ECONOMY

South Africa’s gross domestic product (GDP) grew by 0,5% in the third quarter of 2025, moderating from the 0,9% expansion recorded in Q2. The data reflects a sluggishly improving economy supported by gains in trade, mining and household spending, despite continued weaknesses in utilities and a widening trade deficit.

Sector Performance: Broad-Based but Uneven Growth

Several major industries recorded positive growth in Q3.

The trade, catering and accommodation industry expanded by 1,0%, contributing 0,1 percentage points to GDP. Activity increased across wholesale, retail, motor trade, accommodation and the food and beverages sector—an indication of resilient consumer and tourism-linked demand.

The mining and quarrying industry grew by 2,3%, also adding 0,1 percentage points. Stronger production of platinum group metals, manganese ore and coal supported the sector’s recovery, despite global commodity volatility.
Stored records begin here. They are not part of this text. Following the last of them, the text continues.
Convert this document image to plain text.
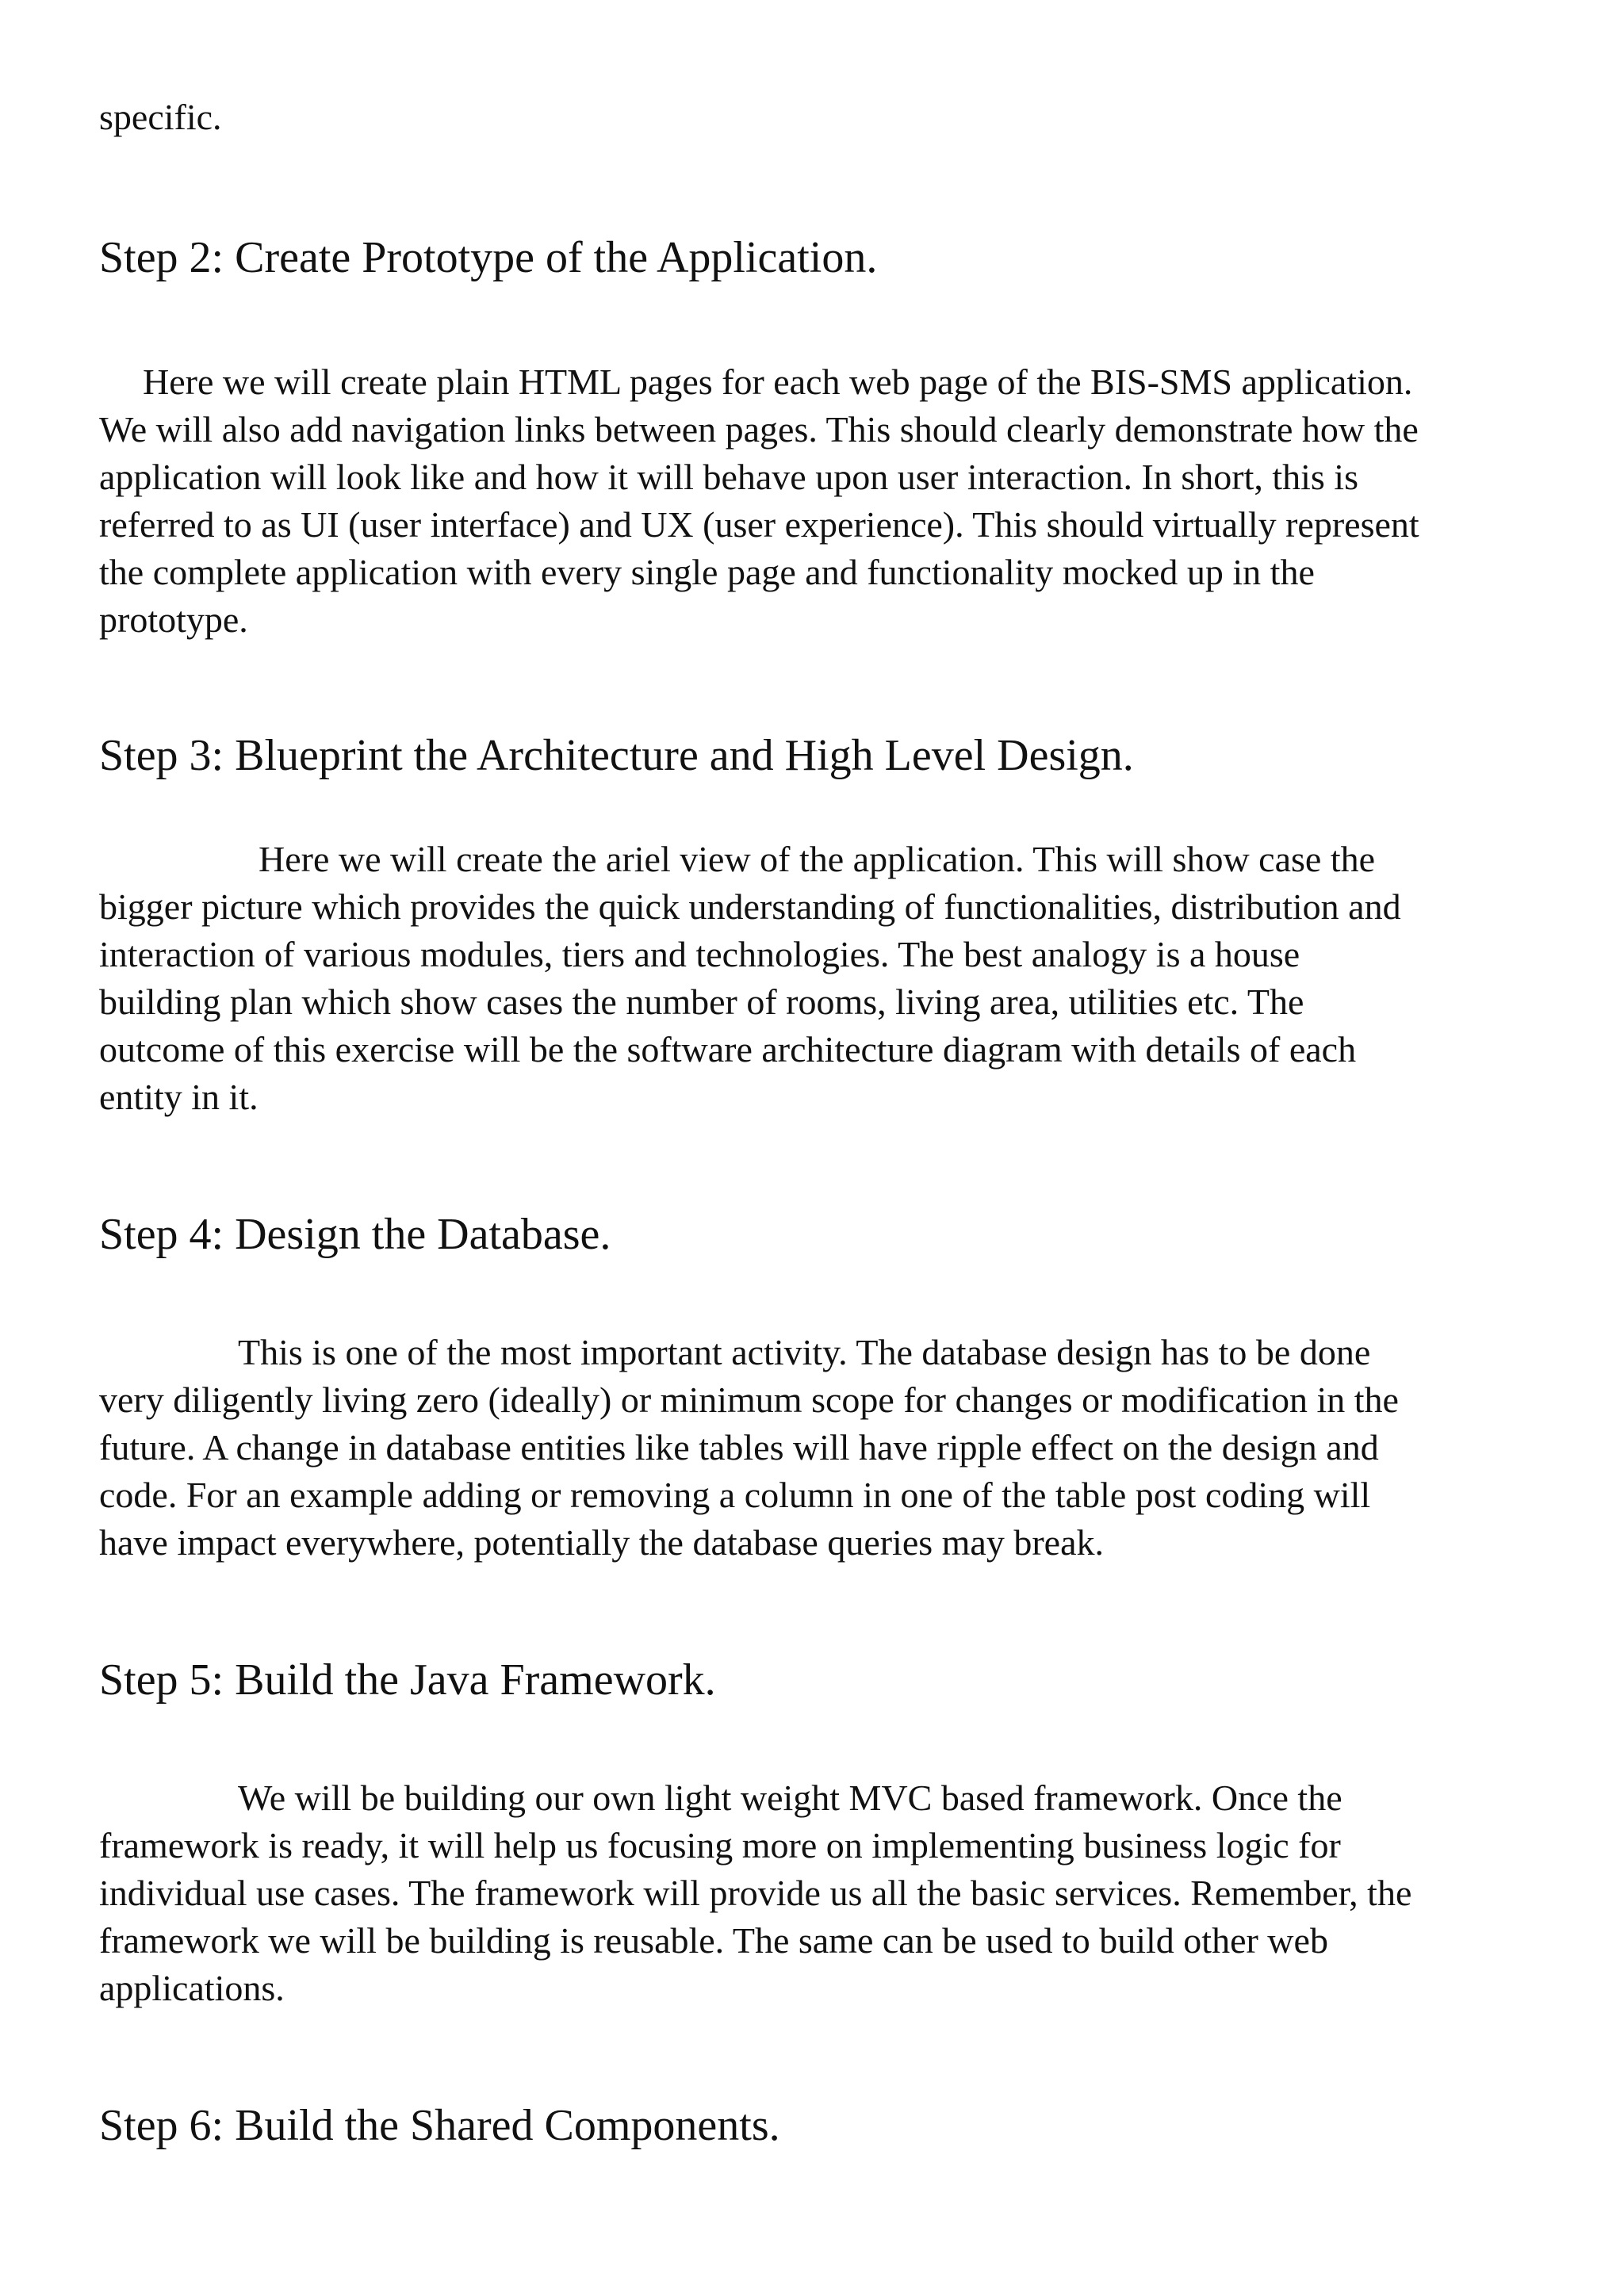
specific.

Step 2: Create Prototype of the Application.

Here we will create plain HTML pages for each web page of the BIS-SMS application.

We will also add navigation links between pages. This should clearly demonstrate how the

application will look like and how it will behave upon user interaction. In short, this is

referred to as UI (user interface) and UX (user experience). This should virtually represent

the complete application with every single page and functionality mocked up in the

prototype.

Step 3: Blueprint the Architecture and High Level Design.

Here we will create the ariel view of the application. This will show case the

bigger picture which provides the quick understanding of functionalities, distribution and

interaction of various modules, tiers and technologies. The best analogy is a house

building plan which show cases the number of rooms, living area, utilities etc. The

outcome of this exercise will be the software architecture diagram with details of each

entity in it.

Step 4: Design the Database.

This is one of the most important activity. The database design has to be done

very diligently living zero (ideally) or minimum scope for changes or modification in the

future. A change in database entities like tables will have ripple effect on the design and

code. For an example adding or removing a column in one of the table post coding will

have impact everywhere, potentially the database queries may break.

Step 5: Build the Java Framework.

We will be building our own light weight MVC based framework. Once the

framework is ready, it will help us focusing more on implementing business logic for

individual use cases. The framework will provide us all the basic services. Remember, the

framework we will be building is reusable. The same can be used to build other web

applications.

Step 6: Build the Shared Components.
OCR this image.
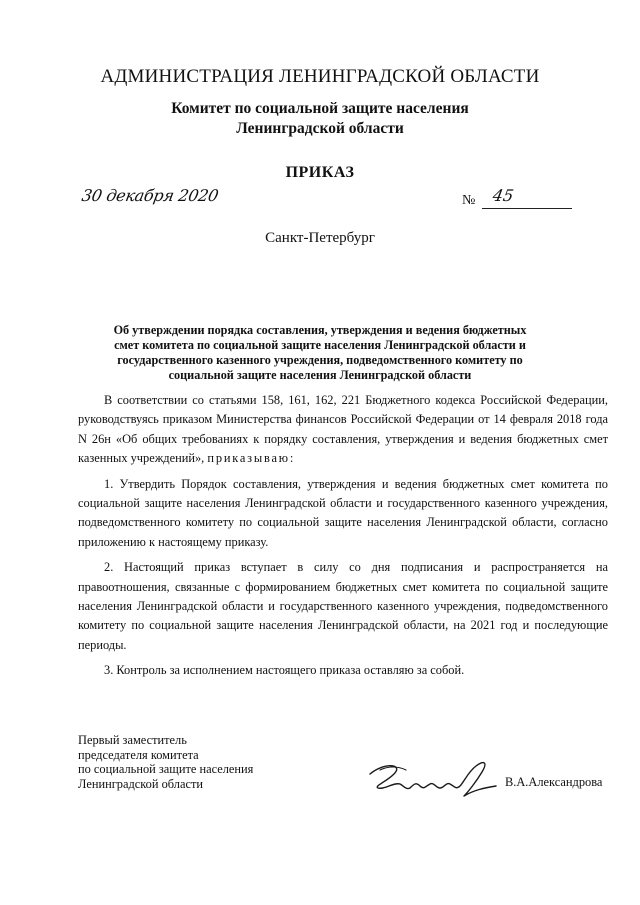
АДМИНИСТРАЦИЯ ЛЕНИНГРАДСКОЙ ОБЛАСТИ
Комитет по социальной защите населения
Ленинградской области
ПРИКАЗ
30 декабря 2020	№ 45
Санкт-Петербург
Об утверждении порядка составления, утверждения и ведения бюджетных смет комитета по социальной защите населения Ленинградской области и государственного казенного учреждения, подведомственного комитету по социальной защите населения Ленинградской области

В соответствии со статьями 158, 161, 162, 221 Бюджетного кодекса Российской Федерации, руководствуясь приказом Министерства финансов Российской Федерации от 14 февраля 2018 года N 26н «Об общих требованиях к порядку составления, утверждения и ведения бюджетных смет казенных учреждений», приказываю:

1. Утвердить Порядок составления, утверждения и ведения бюджетных смет комитета по социальной защите населения Ленинградской области и государственного казенного учреждения, подведомственного комитету по социальной защите населения Ленинградской области, согласно приложению к настоящему приказу.

2. Настоящий приказ вступает в силу со дня подписания и распространяется на правоотношения, связанные с формированием бюджетных смет комитета по социальной защите населения Ленинградской области и государственного казенного учреждения, подведомственного комитету по социальной защите населения Ленинградской области, на 2021 год и последующие периоды.

3. Контроль за исполнением настоящего приказа оставляю за собой.

Первый заместитель
председателя комитета
по социальной защите населения
Ленинградской области	В.А.Александрова
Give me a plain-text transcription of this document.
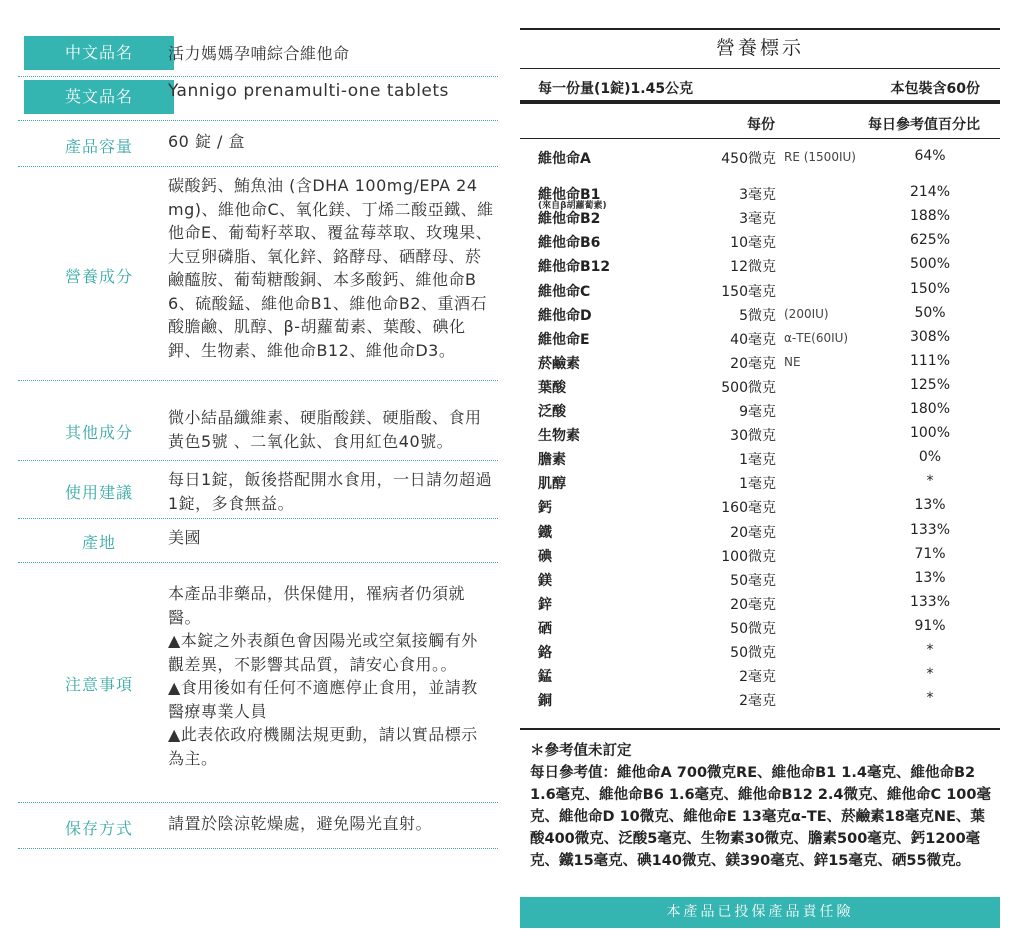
中文品名	活力媽媽孕哺綜合維他命
英文品名	Yannigo prenamulti-one tablets
產品容量	60 錠 / 盒
營養成分
碳酸鈣、鮪魚油 (含DHA 100mg/EPA 24 mg)、維他命C、氧化鎂、丁烯二酸亞鐵、維他命E、葡萄籽萃取、覆盆莓萃取、玫瑰果、大豆卵磷脂、氧化鋅、鉻酵母、硒酵母、菸鹼醯胺、葡萄糖酸銅、本多酸鈣、維他命B6、硫酸錳、維他命B1、維他命B2、重酒石酸膽鹼、肌醇、β-胡蘿蔔素、葉酸、碘化鉀、生物素、維他命B12、維他命D3。
其他成分
微小結晶纖維素、硬脂酸鎂、硬脂酸、食用黃色5號 、二氧化鈦、食用紅色40號。
使用建議
每日1錠，飯後搭配開水食用，一日請勿超過1錠，多食無益。
產地	美國
注意事項
本產品非藥品，供保健用，罹病者仍須就醫。
▲本錠之外表顏色會因陽光或空氣接觸有外觀差異，不影響其品質，請安心食用。。
▲食用後如有任何不適應停止食用，並請教醫療專業人員
▲此表依政府機關法規更動，請以實品標示為主。
保存方式	請置於陰涼乾燥處，避免陽光直射。
營養標示
每一份量(1錠)1.45公克	本包裝含60份
每份	每日參考值百分比
維他命A	450微克 RE (1500IU)	64%
維他命B1	3毫克	214%
維他命B2	3毫克	188%
維他命B6	10毫克	625%
維他命B12	12微克	500%
維他命C	150毫克	150%
維他命D	5微克 (200IU)	50%
維他命E	40毫克 α-TE(60IU)	308%
菸鹼素	20毫克 NE	111%
葉酸	500微克	125%
泛酸	9毫克	180%
生物素	30微克	100%
膽素	1毫克	0%
肌醇	1毫克	*
鈣	160毫克	13%
鐵	20毫克	133%
碘	100微克	71%
鎂	50毫克	13%
鋅	20毫克	133%
硒	50微克	91%
鉻	50微克	*
錳	2毫克	*
銅	2毫克	*
(來自β胡蘿蔔素)
＊參考值未訂定
每日參考值：維他命A 700微克RE、維他命B1 1.4毫克、維他命B2 1.6毫克、維他命B6 1.6毫克、維他命B12 2.4微克、維他命C 100毫克、維他命D 10微克、維他命E 13毫克α-TE、菸鹼素18毫克NE、葉酸400微克、泛酸5毫克、生物素30微克、膽素500毫克、鈣1200毫克、鐵15毫克、碘140微克、鎂390毫克、鋅15毫克、硒55微克。
本產品已投保產品責任險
Services-related industries also strengthened.

  • Finance, real estate and business services expanded 0,3%,

  • General government services grew 0,7%, supported by higher public-sector employment,

  • Personal services increased 0,3%, and

  • Transport, storage and communication rose 0,5%, driven by air transport, transport support services and communication activities.

The manufacturing industry recorded modest growth of 0,3%, with four of ten divisions expanding. The food and beverages, and furniture and other manufacturing categories made the largest positive contributions.

Agriculture posted a solid 1,1% increase, supported by higher activity in field crops, horticulture and animal production.

In contrast, the electricity, gas and water industry contracted by 2,5%, subtracting 0,1 percentage points from GDP. Lower electricity production and consumption remain key structural constraints.

Demand-Side Trends: Household Spending Rebounds

On the expenditure side, household final consumption expenditure (HFCE) grew by 0,7%, contributing 0,5 percentage points to total GDP growth. Consumer spending rose across durable goods, non-durable goods and services.

The main contributors were:

  • Transport (+1,6%; +0,2 percentage points),

  • Food and non-alcoholic beverages (+0,9%; +0,1 pp),

  • Housing and utilities (+0,9%; +0,1 pp),

  • Furnishings and household equipment (+2,0%; +0,1 pp).

Expenditure on clothing, footwear and the “other” category declined.

Government consumption increased by 0,3%, reflecting higher compensation of employees.

Investment Strengthens but Trade Deteriorates

Gross fixed capital formation rose by 1,6%, contributing 0,2 percentage points to GDP. Strong momentum came from:

  • Transport equipment (+6,6%),

  • Other assets (+3,8%),

  • Transfer costs (+9,9%),

  • Non-residential buildings (+2,7%), and

  • Machinery and equipment (+0,4%).

Inventories increased by R25,7 billion, with major contributions from trade, manufacturing, and utilities.

However, net exports subtracted 0,4 percentage points from GDP. Exports grew 0,7%, driven by vegetable and mineral products, but imports rose 2,2%, reflecting higher demand for machinery, mineral products, textiles, and fats and oils.